HOGE RAAD DER NEDERLANDEN
BELASTINGKAMER
Nummer20/02091
Datum19 maart 2021
ARREST
in de zaak van
[X] B.V. te [Z] (hierna: belanghebbende)
tegen
de STAATSSECRETARIS VAN FINANCIËN
op het beroep in cassatie tegen de uitspraak van de Rechtbank Zeeland-West-Brabant van 26 juni 2020, nr. BRE 19/4767, op het verzet van belanghebbende tegen een uitspraak van de Rechtbank van 23 april 2020.

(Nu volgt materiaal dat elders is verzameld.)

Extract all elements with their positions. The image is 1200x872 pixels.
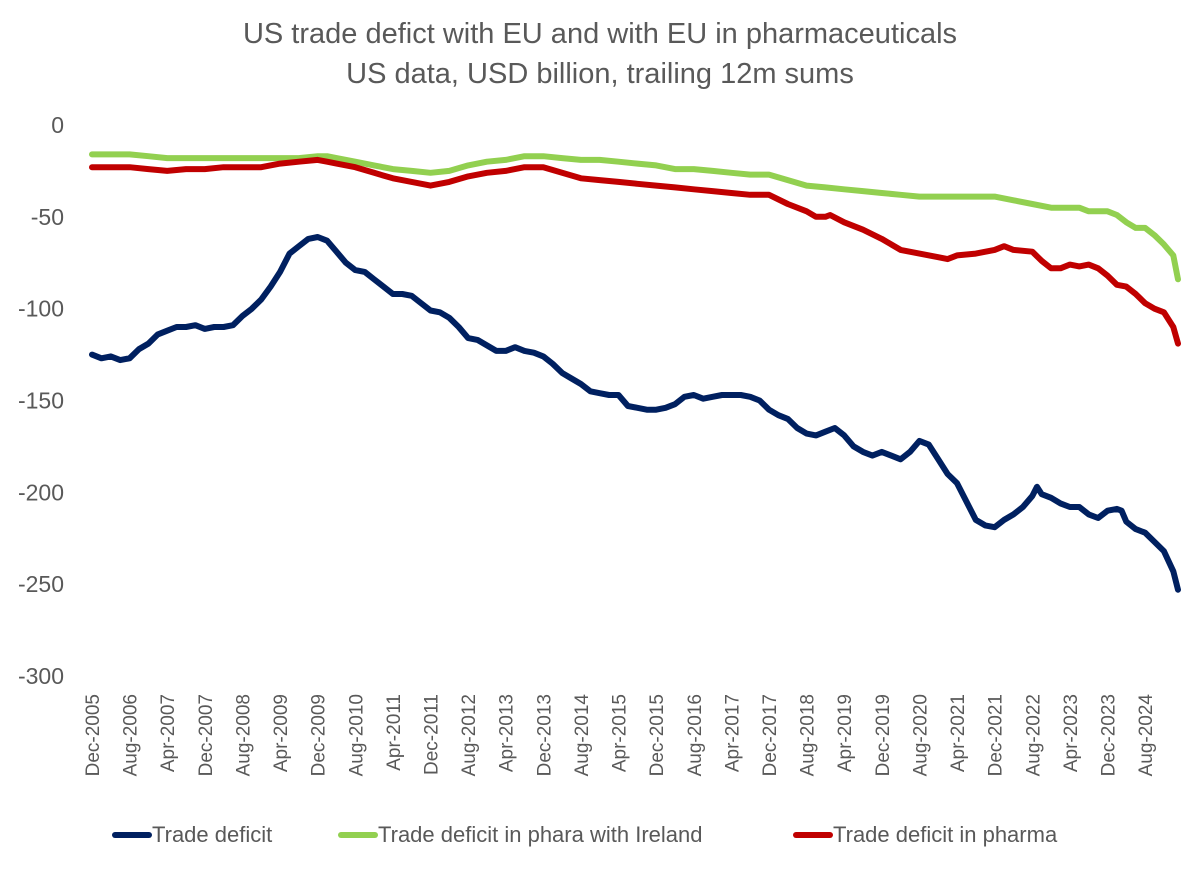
y-tick-label: -300 <box>18 663 64 689</box>
legend-item-pharma: Trade deficit in pharma <box>793 822 1057 848</box>
chart-title: US trade defict with EU and with EU in p… <box>242 18 958 50</box>
x-tick-label: Aug-2020 <box>910 694 931 776</box>
series-line-pharma-ireland <box>89 151 1181 283</box>
legend-item-pharma-ireland: Trade deficit in phara with Ireland <box>338 822 702 848</box>
y-axis: 0 -50 -100 -150 -200 -250 -300 <box>18 112 64 689</box>
x-tick-label: Aug-2022 <box>1023 694 1044 776</box>
y-tick-label: -200 <box>18 479 64 505</box>
chart-subtitle: US data, USD billion, trailing 12m sums <box>346 58 854 90</box>
legend-label-pharma: Trade deficit in pharma <box>833 822 1058 847</box>
x-tick-label: Aug-2006 <box>121 694 142 776</box>
y-tick-label: 0 <box>51 112 64 138</box>
x-tick-label: Dec-2023 <box>1098 694 1119 776</box>
y-tick-label: -50 <box>31 204 64 230</box>
x-tick-label: Aug-2010 <box>346 694 367 776</box>
y-tick-label: -150 <box>18 388 64 414</box>
x-tick-label: Apr-2021 <box>948 694 969 772</box>
x-tick-label: Dec-2009 <box>309 694 330 776</box>
x-tick-label: Aug-2024 <box>1136 694 1157 777</box>
x-tick-label: Dec-2005 <box>83 694 104 776</box>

1.Beoordeling van de ontvankelijkheid van het beroep in cassatie

1.1
De Rechtbank heeft op 7 juli 2020 per fax een brief met bijlagen ontvangen. De griffier van de Rechtbank heeft deze brief - vanwege de strekking ervan - op de voet van artikel 6:15 Awb doorgezonden naar de Hoge Raad ter verdere behandeling.
Volgens deze brief stelt belanghebbende, een besloten vennootschap met beperkte aansprakelijkheid, beroep in cassatie in tegen een uitspraak van de Rechtbank van 26 juni 2020.
1.2
Artikel 1 van het Besluit van 6 maart 2019, Staatsblad 2020, 99 [1] , brengt mee dat een besloten vennootschap met beperkte aansprakelijkheid verplicht is digitaal te procederen in die gevallen waarin het beroep in cassatie is gericht tegen een uitspraak die op of na 15 april 2020 is bekendgemaakt. Dat is in deze zaak het geval zodat het beroepschrift in cassatie digitaal, via het webportaal van de Hoge Raad, had moeten worden ingediend.
1.3
De griffier van de Hoge Raad heeft belanghebbende daarom bij brief van 5 november 2020 verzocht hetzelfde beroepschrift in cassatie binnen vier weken via het webportaal van de Hoge Raad in te dienen. Deze brief is aangetekend verzonden en is volgens de gegevens van Track&Trace van PostNL afgeleverd op het door belanghebbende opgegeven adres. Aan dit verzoek van de griffier is geen gevolg gegeven. Daarom zal de Hoge Raad met toepassing van artikel 8:36a, lid 5, Awb het beroep in cassatie niet-ontvankelijk verklaren.

2.Proceskosten

De Hoge Raad ziet geen aanleiding voor een veroordeling in de proceskosten.

3.Beslissing

De Hoge Raad verklaart het beroep in cassatie niet-ontvankelijk.
Dit arrest is gewezen door de vice-president M.E. van Hilten als voorzitter, en de raadsheren E.N. Punt en J.A.R. van Eijsden, in tegenwoordigheid van de waarnemend griffier E. Cichowski, en in het openbaar uitgesproken op 19 maart 2021.

Voetnoten

1.Besluit van 6 maart 2019, houdende vaststelling van het tijdstip van gedeeltelijke inwerkingtreding van de Wet van 13 juli 2016 tot wijziging van het Wetboek van Burgerlijke Rechtsvordering en de Algemene wet bestuursrecht in verband met vereenvoudiging en digitalisering van het procesrecht (Stb. 2016, 288), de Invoeringswet vereenvoudiging en digitalisering procesrecht, het Besluit digitalisering burgerlijk procesrecht en bestuursprocesrecht en het Aanpassingsbesluit vereenvoudiging en digitalisering procesrecht (Inwerkingtredingsbesluit digitaal procederen in bestuursrechtelijke cassatieprocedures).